Advantages to an exclusive distribution agreement include the fact that the distributor’s salespeople can be more knowledgeable about a single product, greater control for the supplier over how the product is marketed and lack of competition from other distributors who may try and sell the product at a reduced price.

What is a non-exclusive distribution agreement?

A non-exclusive distribution agreement allows the supplier complete freedom to sell the product to as many distributors as they wish and any areas. They are also able to sell the product directly to consumers themselves.

What is a sole distribution agreement?

A sole distribution agreement is where the supplier deals with a single distributor in any given area. The supplier will not supply goods to any other distributor, however, the right is reserved to sell goods themselves directly to the consumer.

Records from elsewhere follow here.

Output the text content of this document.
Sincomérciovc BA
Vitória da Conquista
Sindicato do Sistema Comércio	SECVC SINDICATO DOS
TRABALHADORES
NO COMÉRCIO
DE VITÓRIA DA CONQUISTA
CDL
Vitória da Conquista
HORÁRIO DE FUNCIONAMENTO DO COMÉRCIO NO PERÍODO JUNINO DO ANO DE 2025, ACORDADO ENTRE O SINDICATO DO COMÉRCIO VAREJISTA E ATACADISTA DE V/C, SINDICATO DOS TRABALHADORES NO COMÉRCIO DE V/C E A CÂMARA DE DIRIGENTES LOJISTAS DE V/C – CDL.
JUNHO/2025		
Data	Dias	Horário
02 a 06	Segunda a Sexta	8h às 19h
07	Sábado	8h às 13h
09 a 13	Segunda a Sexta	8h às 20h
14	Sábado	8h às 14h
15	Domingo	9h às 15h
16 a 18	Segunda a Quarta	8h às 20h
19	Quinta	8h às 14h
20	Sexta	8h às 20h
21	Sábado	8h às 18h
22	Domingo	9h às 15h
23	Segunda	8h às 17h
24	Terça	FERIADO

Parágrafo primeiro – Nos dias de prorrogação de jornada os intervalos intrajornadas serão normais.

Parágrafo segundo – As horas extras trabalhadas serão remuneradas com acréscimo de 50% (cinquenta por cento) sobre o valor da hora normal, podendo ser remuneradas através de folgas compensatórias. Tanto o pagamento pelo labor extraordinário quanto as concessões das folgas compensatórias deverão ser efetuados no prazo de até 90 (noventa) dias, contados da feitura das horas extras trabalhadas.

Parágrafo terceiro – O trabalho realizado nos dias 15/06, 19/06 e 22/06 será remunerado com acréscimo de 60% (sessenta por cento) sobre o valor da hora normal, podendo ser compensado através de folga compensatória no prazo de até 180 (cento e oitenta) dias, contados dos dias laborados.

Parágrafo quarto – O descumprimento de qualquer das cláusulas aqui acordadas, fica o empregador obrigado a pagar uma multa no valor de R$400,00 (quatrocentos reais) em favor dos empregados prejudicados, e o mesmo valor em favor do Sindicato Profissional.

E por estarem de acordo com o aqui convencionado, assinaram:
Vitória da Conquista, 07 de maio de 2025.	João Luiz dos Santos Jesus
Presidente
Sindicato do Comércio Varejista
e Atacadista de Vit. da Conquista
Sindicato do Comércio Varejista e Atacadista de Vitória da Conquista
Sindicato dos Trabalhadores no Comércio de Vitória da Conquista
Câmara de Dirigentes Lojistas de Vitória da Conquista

A distributor takes ownership of goods and takes payment and any profit from the consumer. An agent does not own the goods and receives a commission from the supplier. The agent procures orders which are filled directly by the supplier. A distributor will hold stock themselves. Agents often service fewer suppliers while distributors can have many different companies supplying products.

Depending on the terms of the distribution agreement, price controls can be written into the agreement. Other terms can also be included, such as the amount and substance of marketing campaigns and the amount of stock to be maintained by the distributor. In return, the supplier may offer assistance with marketing or a contribution towards marketing costs.